Lors d’un congrès sur les Soins Palliatifs on m’a demandé d’animer un stage concernant les relations entre la famille et le patient en fin de vie.
Comme je venais de rentrer d’un séjour en Virginie auprès du Docteur Elisabeth Kubler-Ross, j’étais particulièrement à assurer la formation des stagiaires selon les théories de la célèbre psychiatre et tout ce que sa personnalité, son rapport au quotidien et à la nature, en particulier m’avaient appris de façon simple, directe, peu verbalisée.
Je me souviens…Je suis arrivée chez elle, dans sa ferme aux allures de chalet suisse, très émue et flattée à la fois de devenir son hôte trois semaines durant.

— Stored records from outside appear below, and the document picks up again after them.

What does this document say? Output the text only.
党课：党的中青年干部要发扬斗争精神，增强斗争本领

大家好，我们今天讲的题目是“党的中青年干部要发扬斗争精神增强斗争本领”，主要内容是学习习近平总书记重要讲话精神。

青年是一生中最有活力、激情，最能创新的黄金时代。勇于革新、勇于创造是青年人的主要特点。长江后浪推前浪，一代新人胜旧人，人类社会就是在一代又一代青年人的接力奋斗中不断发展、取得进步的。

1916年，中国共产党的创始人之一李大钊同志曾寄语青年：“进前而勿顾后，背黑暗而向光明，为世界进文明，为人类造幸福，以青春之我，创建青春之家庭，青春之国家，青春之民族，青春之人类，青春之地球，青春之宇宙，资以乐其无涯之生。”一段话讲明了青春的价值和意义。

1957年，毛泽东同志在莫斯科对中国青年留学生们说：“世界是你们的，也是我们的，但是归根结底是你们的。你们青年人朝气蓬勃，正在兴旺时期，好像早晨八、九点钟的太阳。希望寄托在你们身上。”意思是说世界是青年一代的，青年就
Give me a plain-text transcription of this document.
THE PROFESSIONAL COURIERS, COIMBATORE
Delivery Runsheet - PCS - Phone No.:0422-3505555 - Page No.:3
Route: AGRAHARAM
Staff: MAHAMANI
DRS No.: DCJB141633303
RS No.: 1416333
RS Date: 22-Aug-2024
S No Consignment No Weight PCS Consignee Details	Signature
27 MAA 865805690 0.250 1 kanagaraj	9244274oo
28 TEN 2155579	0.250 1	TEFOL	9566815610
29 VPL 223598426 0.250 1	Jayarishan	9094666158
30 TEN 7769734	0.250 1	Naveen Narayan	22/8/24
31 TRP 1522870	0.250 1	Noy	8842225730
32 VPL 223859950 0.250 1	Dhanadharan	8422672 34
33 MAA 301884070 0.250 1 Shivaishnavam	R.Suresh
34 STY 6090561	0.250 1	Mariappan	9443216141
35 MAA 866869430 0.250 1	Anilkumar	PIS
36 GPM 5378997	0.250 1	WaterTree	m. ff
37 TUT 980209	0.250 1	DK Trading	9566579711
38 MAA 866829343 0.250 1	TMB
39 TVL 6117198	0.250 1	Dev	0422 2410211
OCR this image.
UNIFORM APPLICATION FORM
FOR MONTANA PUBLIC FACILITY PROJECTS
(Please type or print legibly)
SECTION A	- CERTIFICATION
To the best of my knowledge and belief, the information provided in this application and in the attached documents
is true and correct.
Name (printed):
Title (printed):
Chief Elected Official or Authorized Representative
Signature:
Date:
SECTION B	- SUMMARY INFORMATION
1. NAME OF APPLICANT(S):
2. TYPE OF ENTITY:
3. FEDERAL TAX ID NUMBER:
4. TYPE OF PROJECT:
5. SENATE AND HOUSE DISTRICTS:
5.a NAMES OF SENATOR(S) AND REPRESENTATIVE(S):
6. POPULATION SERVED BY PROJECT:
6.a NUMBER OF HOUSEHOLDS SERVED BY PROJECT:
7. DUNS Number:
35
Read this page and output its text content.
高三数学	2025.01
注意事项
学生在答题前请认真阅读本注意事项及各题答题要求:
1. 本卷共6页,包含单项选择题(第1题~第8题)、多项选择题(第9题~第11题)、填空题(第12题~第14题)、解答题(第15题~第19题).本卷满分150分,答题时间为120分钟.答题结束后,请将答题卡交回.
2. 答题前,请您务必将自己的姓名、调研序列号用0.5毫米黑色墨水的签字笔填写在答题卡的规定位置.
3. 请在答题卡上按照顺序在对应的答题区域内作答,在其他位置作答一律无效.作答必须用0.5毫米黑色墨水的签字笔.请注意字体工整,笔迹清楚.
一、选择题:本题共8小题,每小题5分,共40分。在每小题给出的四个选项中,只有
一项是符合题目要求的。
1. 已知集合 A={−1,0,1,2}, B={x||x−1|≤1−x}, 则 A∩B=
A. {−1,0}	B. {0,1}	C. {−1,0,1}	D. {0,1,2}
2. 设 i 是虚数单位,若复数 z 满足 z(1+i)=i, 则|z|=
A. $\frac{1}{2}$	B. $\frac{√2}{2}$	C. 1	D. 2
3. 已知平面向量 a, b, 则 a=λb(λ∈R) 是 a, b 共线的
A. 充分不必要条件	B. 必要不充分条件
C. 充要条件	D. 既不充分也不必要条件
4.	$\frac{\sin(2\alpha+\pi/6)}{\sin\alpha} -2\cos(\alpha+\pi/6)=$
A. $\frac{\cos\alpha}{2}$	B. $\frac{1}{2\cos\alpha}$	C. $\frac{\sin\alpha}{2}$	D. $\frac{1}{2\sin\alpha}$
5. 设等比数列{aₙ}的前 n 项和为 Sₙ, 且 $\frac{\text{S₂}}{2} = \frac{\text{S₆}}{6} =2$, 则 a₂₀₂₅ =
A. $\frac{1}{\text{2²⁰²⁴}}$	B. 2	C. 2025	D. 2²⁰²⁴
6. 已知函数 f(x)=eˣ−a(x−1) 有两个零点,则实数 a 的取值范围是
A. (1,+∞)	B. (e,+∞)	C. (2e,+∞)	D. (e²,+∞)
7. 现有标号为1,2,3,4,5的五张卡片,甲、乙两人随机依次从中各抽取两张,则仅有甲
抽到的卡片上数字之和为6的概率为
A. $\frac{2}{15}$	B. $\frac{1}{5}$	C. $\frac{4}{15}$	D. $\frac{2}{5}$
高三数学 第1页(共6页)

Elle avait passé la soixantaine, mais je la trouvai plus lasse, plus agée encore que lors de notre rencontre à Paris.
Sans aucun doute son engagement très jeune dans les hôpitaux en Suisse, ses études en parallèle à ses recherches sur la théorie dont elle devint l’auteur mondialement célèbre, ses obligations de mère son adaptation au mode de vie américain et sa sensibilité à la souffrance sous toutes ses formes, sans doute tout cela a usé, épuisé parfois Elisabeth.
Cela dit j’ai découvert dans ces paysages assez semblables à ceux de la Suisse, dans cette ferme à la fois impeccable et gaie, une femme que la lecture de ses travaux et sa présence lors de participations officielles ne m’avait pas permis d’imaginer.
Le rapport direct, simple, tellement concret d’Elisabeth avec ses animaux, son âne en particulier, son potager, le bricolage plus ou moins adroit qu’elle assurait et jusqu’aux horaires assez fantaisistes des repas, m’ont surprise puis rapidement conquise. N’était-ce pas une forme de “leçon”, ou plutôt la démonstration d’une sagesse, d’un équilibre fondamental nécessaires à l’application de ses théories ? Théories elle-mêmes issues, basées sur une longue expérience de la souffrance humaine.
Elisabeth, qui depuis son jeune âge avait plongé ses mains et ses regards dans la misère physique et psychologique, ignorait, fuyait, refusait toute coupure entre le corps et l’esprit, entre la chair et la poussière…
Au volant de son pick-up, ( sa chienne à l’arrière), elle m’a fait découvrir une partie de la Virginie qu’elle aimait et où elle a tout perdu victime d’un attentat…
Tantôt nous allions acheter du grain pour ses poules, tantôt des décorations pour son sapin de Noël, dont la date approchait, tantôt en quête de certains bois destinés à la construction d’un bât pour son âne…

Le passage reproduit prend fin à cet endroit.